Und gleichzeitig passieren unzählige gute Dinge – wenn man sie sieht oder sie selbst sagt/tut/schafft.

Damit zurück zur Gleichzeitigkeit. Die Erfahrung zeigt, dass das Leben selten nur in den ruhigen, friedlichen Gewässern der Glückseligkeit stattfindet. Irgendeine Herausforderung steht meistens an. Und gleichzeitig passieren unzählige gute Dinge – wenn man sie sieht oder selbst sagt/tut/schafft. Für dieses noch junge Jahr halte ich mir deshalb zwei Dinge vor Augen: 

Erstens habe ich die Ressourcen, um Herausforderungen zu bewältigen. Und wenn nicht, kann ich mir Hilfe von außen holen. Auch meine Kinder können ihre Herausforderungen, unter Umständen mit Hilfe, bewältigen. Das Ergebnis: Gemeinsam werden wir resilient(er).

Zweitens übe ich mich als Momentesucherin – in Anlehnung an Pippi Langstrumpf, die Sachensucherin wurde: „Was ist das?”, fragte Thomas. „Jemand, der Sachen findet, wisst ihr. Was soll es anderes sein”, sagte Pippi. „Die ganze Welt ist voll Sachen, und es ist wirklich notwendig, daß jemand sie findet. Und das gerade, das tun die Sachenfinder.” „Was sind denn das für Sachen?”, fragte Annika. „Ach, alles Mögliche”, sagte Pippi. „Goldklumpen und Straußenfedern und tote Ratten und Knallbonbons und kleine Schraubenmuttern und all so das.” (…) „Etwas findet man immer.“**

Die toten Ratten lasse ich weg. Unser Kater sorgt mit lebenden und toten Maulwürfen für genug Action in diesem Bereich. Aber ich werde Momente suchen und finden, in denen Lachen, Freundlichkeit und Fürsorglichkeit in unserer Familie passieren. Oder wenn ich unerwartet von einem Kind Gesellschaft beim Waldspaziergang erhalte. Oder wenn nach dem Essen alle zufrieden und satt am Tisch sitzen bleiben. Oder ein Kind nach der großen Langeweile kreativ wird. Oder eine Semesterprüfung bestanden hat. Oder  voller Freude merkt, dass es etwas Schwieriges gelernt hat. Oder sich alle auf das Brot frisch aus dem Ofen freuen. Oder wenn ich unerwartet für zwei Tage verreisen kann. Oder wenn eines der Kinder aus tiefstem Herzen sagt, was es doch für ein Glück habe, dass es zu unserer Familie gehört. Oder wenn es sich vor Lachen am Boden kugelt, ohne dass ich weiss, warum. Oder… oder…

Und es gibt sie doch: Zeiten, in denen alles rund läuft und alle glücklich sind: Dann gibt es nur eines. Eintauchen, genießen, auftanken, Erinnerungen schaffen, danken – und später Kraft daraus tanken!

Wo beeinflussen Ängste deinen Umgang mit Herausforderungen?

Wie kannst du üben, in der Gleichzeitigkeit zu leben?

Was sind deine Momente im ganz normalen Alltag mit den Kindern, in Windelbergen, Wäschechaos, Hausaufgaben, Einkaufslisten und beruflichen Verpflichtungen? 

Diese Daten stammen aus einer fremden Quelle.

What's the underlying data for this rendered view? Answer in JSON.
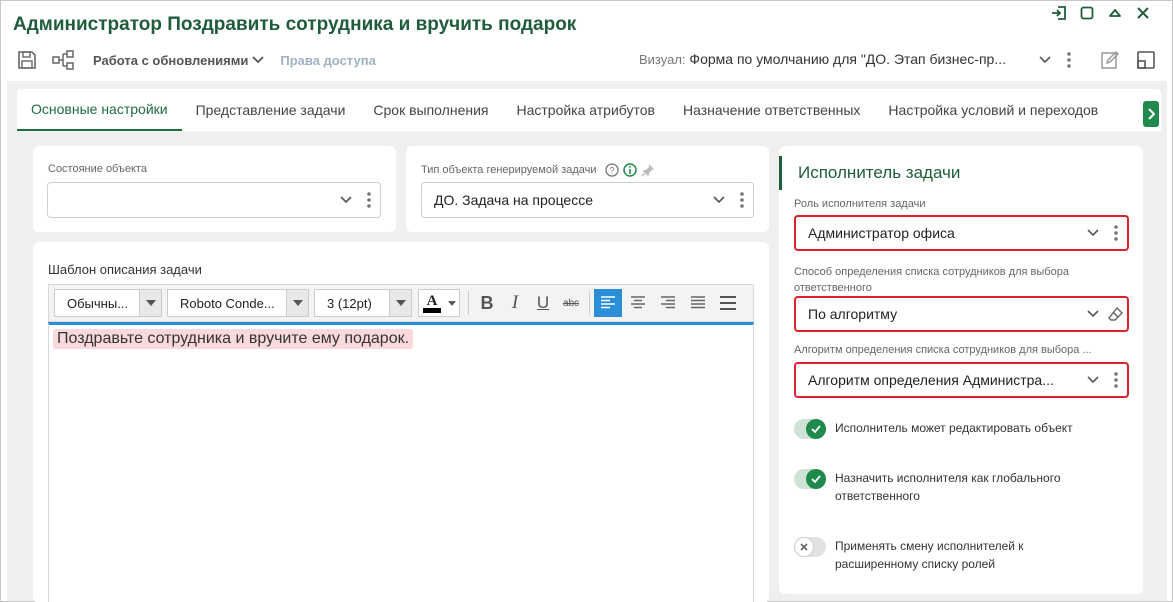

Als Idee: Ich habe angefangen, die Momente mit dem Handy (Foto) festzuhalten. Wenn es dann passt und ich Zeit und Energie habe – also eher unregelmäßig, setze ich mich am Sonntagabend hin und lasse anhand der Bilder die Woche Revue passieren. In einem Notizbuch schreibe ich (häufig stichwortartig) auf, was mir wichtig geworden ist. 

*aus Astrid Lindgren, Pippi wird Sachensucher und gerät in eine Prügelei

Alexandra Kämpf ist verheiratet mit Richard. Zusammen haben sie drei  Töchter im Alter von 9 bis 19 Jahren.

Sie arbeitet bei FAMILYLIFE und verantwortet dort die Ehe- und Elternkurse.